Kano, Nigeria: Nigeria’s military on Saturday imposed a 24-hour curfew in parts of a northeastern city as soldiers pressed on with a campaign against Boko Haram Islamists that has sent people fleeing from their homes.
Nigeria launched the sweeping operation this week, deploying thousands of troops across three states where President Goodluck Jonathan declared a state of emergency after the Islamists seized territory and chased out the government.
The group, which has said it wants to create an Islamic state in Nigeria’s mainly Muslim north, has carried out scores of attacks since 2010, and has become emboldened and better armed in recent months.
In the city of Maiduguri, the Borno state capital and Boko Haram’s traditional home base, a “24-hour curfew” was imposed in 12 neighbourhoods, military spokesman Lieutenant Colonel Sagir Mousa said in a statement.
In a separate release, the military claimed the killing of “10 suspected terrorists” in one Maiduguri neighbourhood and arrested 65 others who were trying to enter the city after fleeing aerial bombardments elsewhere.
The military said dozens of insurgents had been killed in the offensive targeting all three states put under emergency decree, including Adamawa and Yobe, but Borno is expected to see the most bloodshed.
Residents have begun escaping from a remote insurgent stronghold in Borno near the border with Cameroon after military fighter jets and helicopters carried out air strikes on Islamist camps.
In the Marte district, some people were fleeing east towards a town on the border about 40 kilometres away, called Gomboru Ngala.
“It has been scary in the past three days,” said Buba Yawuri, whose home is in the town of Kwalaram in Marte but is now in Gomboru Ngala.
“Fighter jets and helicopters kept hovering in the sky and we kept hearing huge explosions from afar,” he told AFP.
He said that as the air assaults began, the security forces told all residents to stay indoors, cutting off his family’s access to food and water.
“I couldn’t hold on any longer. I took the bush path” and reached Gomboru Ngala early on Saturday, he said.
A teacher who arrived in Gomboru Ngala on Saturday said he fled his village in Marte because he feared how the Islamist fighters might respond to the air strikes.
“I don’t want them to vent their anger on me,” Babakura Kachalla told AFP.
“I am a known school teacher and I know how much Boko Haram hates people like me,” a reference to the Islamist group’s name, which means “Western education is a sin”.
The phone network in Borno state has all but collapsed since the emergency measures were imposed but residents in Gomboru Ngala use phone services from Cameroon and have been sporadically reachable.
The remote, thinly populated region has porous borders where criminal groups and weapons have flowed freely for years.
The military has sealed previously unguarded crossings to block Boko Haram fighters from fleeing during the offensive.
The military campaign could prove to be the biggest yet against Boko Haram and is believed to be the first time Nigeria has carried out air strikes within its own territory in more than 25 years.
Aerial support was believed to have been used against rioters in the north in the early 1980s.

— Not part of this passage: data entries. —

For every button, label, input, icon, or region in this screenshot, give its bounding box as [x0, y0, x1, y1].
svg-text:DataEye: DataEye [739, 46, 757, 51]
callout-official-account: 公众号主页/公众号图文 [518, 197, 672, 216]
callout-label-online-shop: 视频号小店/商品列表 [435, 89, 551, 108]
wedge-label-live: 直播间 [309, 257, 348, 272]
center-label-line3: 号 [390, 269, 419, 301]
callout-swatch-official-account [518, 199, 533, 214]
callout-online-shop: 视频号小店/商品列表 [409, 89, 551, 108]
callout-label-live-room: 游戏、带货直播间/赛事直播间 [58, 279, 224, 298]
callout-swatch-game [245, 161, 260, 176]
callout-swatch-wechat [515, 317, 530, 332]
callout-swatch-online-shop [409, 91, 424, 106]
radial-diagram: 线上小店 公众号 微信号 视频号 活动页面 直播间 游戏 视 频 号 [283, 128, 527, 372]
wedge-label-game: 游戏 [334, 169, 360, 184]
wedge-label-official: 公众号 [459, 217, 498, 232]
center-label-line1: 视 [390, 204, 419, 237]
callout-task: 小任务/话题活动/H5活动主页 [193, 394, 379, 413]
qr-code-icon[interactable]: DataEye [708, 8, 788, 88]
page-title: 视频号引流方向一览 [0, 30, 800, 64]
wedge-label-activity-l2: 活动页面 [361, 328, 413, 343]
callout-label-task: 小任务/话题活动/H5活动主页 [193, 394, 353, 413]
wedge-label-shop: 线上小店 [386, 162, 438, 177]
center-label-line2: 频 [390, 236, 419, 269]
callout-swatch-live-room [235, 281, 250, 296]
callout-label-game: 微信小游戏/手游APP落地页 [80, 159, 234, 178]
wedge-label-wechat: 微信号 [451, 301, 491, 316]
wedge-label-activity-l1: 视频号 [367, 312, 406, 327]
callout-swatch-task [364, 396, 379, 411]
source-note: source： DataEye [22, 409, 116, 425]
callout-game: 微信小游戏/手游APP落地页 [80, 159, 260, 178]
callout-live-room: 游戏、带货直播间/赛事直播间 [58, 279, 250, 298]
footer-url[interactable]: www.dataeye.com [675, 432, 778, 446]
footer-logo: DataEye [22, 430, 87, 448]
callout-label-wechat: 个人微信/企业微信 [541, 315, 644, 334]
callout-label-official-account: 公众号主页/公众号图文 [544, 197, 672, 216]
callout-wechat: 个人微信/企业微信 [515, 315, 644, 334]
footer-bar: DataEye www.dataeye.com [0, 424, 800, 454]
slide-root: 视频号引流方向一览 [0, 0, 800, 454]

Many have warned that there is a risk of high civilian deaths and Nigeria’s military has been accused of massive rights violations in the past, including indiscriminate attacks on civilians.
US Secretary of State John Kerry said on Friday that he was “deeply concerned about the fighting in northeastern Nigeria” and urged the security forces to “apply disciplined use of force in all operations”.
There are also doubts as to whether the insurgency can be crushed by force, amid concern that the militants will scatter and re-emerge when the offensive eases.
“I don’t think that only using the stick can crush the movement. But, the stick combined with the carrot, that could achieve something,” said Marc-Antoine Perouse de Montclos, a Nigeria expert at the Institute for the Research of Development in Paris.
Nigeria has been urged by various camps to tackle the root causes of the conflict, including acute poverty and excessive government corruption which has helped radicalise many young Muslims in the north.
The conflict is estimated to have cost 3,600 lives since 2009, including killings by the security forces.